A person who thinks of Barenboim solely as an artist might be tempted to explain or excuse his behavior: as a result of the “Latin-American blood in my body” (his, rather offensive, words) or a tortured genius’s quest for perfection. As a manager, however, he has a clear responsibility toward his employees, both musicians and administrators. A good leader honors boundaries and takes setbacks in stride. Barenboim appears to struggle with both.
How could these management problems become so entrenched at the Staatsoper? Why did politicians show so little interest in finding out the truth behind ubiquitous rumors of misconduct? How can a house develop in the long term when its atmosphere, some employees say, has played a part in their burnout, depression and substance abuse?
Analogous questions are currently being asked in other artistic fields. As Joan Acocella wrote in the New Yorker in February, reflecting on sexual harassment at the New York City Ballet through a quote of George Balanchine, “Dance is a moral matter.” Two months after our first article was published, many commentators seem uninterested in the morals of music-making: subjects such as fair leadership, employee happiness and institutional culture. An employee of the Staatsoper pointed out that feedback meetings have been standard at major corporations for decades. Why shouldn’t a similar system be possible at an orchestra or opera house?
“I learned how I didn’t want to work.”
Throughout last year, orchestra musicians described being systematically humiliated by Barenboim. Employees told us about his unpredictability, anger and even physical aggression.
In the German press, journalists such as Eleonore Büning and Barenboim fellow-travelers like the former Staatsoper artistic director Jürgen Flimm and the tenor Rolando Villazón explained away Barenboim’s behavior by writing that conductors must be allowed to make decisions and demand perfection. This was Barenboim’s own line of defense in several interviews. It is also a straw man argument. None of the musicians or administrators we spoke to—along with none of the performers quoted by BR Klassik in their reporting—proposed voting on whether to play forte or pianissimo, or suggested that sloppy playing was is fine. No one expects art making to be “cuddly” (Die Welt) or all “candy and rainbows” (Villazon, in our rather free translation, writing for the Frankfurter Allgemeine Zeitung).
To borrow a bit of rhetoric from the #MeToo debate: If you can’t tell the difference between an intense rehearsal and humiliation, perhaps you shouldn’t be leading the rehearsal in the first place. Anyone who has ever made music in an orchestra knows how difficult it is without confidence and support. The sensitive mechanism of extraordinary achievement runs more smoothly with psychological stability. “I couldn’t breathe, my embouchure was gone,” said a brass player about working under Barenboim.

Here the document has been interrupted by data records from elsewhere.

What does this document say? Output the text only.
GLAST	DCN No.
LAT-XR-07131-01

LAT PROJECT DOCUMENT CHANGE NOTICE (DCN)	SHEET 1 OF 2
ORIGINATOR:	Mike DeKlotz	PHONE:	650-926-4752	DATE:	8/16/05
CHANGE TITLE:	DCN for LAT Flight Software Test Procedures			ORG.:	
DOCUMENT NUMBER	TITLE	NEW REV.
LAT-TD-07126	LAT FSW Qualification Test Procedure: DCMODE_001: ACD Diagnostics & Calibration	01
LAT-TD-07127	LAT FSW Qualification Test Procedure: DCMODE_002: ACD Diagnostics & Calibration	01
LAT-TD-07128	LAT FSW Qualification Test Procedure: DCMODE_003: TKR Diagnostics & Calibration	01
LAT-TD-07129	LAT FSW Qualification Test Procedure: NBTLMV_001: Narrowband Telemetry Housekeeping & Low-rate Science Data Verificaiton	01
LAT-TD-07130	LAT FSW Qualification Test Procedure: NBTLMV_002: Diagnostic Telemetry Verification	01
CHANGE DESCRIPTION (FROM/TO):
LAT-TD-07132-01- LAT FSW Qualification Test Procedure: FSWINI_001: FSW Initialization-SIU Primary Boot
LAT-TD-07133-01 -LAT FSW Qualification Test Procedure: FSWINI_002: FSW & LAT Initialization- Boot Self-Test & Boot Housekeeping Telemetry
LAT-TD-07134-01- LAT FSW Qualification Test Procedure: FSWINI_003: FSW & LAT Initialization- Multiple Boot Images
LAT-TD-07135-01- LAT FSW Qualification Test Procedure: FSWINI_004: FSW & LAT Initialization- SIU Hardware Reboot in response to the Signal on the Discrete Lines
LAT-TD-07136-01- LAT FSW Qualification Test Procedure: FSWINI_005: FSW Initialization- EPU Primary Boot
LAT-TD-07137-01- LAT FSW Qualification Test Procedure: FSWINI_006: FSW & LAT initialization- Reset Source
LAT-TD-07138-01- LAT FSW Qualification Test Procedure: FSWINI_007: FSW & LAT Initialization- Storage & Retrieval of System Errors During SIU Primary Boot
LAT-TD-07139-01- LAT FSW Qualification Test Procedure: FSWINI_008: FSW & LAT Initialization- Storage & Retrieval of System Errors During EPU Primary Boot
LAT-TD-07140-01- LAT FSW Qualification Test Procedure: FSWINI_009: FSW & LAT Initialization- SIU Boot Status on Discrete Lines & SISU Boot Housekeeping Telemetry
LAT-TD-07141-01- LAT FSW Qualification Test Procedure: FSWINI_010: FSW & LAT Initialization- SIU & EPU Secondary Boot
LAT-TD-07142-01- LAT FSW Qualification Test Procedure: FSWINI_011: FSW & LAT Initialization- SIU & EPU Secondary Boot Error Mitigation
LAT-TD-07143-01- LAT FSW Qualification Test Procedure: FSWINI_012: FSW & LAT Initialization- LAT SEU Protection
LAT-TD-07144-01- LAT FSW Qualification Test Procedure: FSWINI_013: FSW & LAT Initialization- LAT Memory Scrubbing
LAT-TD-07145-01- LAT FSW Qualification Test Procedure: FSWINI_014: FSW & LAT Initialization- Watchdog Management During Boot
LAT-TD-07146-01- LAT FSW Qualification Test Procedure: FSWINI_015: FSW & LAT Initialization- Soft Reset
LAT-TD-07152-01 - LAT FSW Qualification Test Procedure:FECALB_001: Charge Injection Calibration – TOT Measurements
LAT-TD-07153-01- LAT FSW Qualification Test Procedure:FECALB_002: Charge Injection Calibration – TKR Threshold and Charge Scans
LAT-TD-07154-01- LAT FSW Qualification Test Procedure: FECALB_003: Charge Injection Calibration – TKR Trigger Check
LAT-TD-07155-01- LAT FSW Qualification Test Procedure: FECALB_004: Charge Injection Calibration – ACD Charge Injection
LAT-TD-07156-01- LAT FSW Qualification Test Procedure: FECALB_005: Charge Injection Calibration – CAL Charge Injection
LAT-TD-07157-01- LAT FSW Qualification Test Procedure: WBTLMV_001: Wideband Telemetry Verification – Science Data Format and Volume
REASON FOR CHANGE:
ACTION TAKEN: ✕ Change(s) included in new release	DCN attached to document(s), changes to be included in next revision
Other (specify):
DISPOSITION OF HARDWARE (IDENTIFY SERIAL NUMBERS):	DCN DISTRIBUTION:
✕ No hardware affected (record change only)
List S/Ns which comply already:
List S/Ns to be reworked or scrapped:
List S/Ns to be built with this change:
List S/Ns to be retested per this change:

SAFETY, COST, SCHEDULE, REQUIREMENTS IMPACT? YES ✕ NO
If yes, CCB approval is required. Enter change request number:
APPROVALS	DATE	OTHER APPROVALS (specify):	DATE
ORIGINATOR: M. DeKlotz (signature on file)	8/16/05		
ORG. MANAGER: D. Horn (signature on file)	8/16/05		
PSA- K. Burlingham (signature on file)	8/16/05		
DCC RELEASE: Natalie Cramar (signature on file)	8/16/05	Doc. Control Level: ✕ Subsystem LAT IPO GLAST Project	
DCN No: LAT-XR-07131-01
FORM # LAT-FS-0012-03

Extreme pressure is not the only way to motivate employees. And good artistic results are not independent from how they were achieved; the ends don’t justify the means. Calling performers by their instruments, yelling at one person in front of all his colleagues, moods that vary by the minute—it’s not overzealous to say these behaviors are unacceptable.
In fact, large swathes of classical music have already moved on. So many conductors and orchestras are giving fantastic performances without relying on the cult of personality. Young musicians have gotten to know other ways of working, in more informal ensembles and collectives, and are less willing to accept degradation as the price of an orchestral job. The Staatsoper “was an interesting experience, because I learned how I didn’t want to work,” said a former academy member. A more current attitude to art can be found a short subway ride away from the Staatsoper, at the Deutsche Oper under Donald Runnicles. “Conducting the orchestra, making music; that’s my training,” he said in March 2018. “But the necessary psychology, humanity, empathy, modesty that it takes if an opera house is to succeed, where people feel that we’re all learning for one another; that for me is the greatest place to be.”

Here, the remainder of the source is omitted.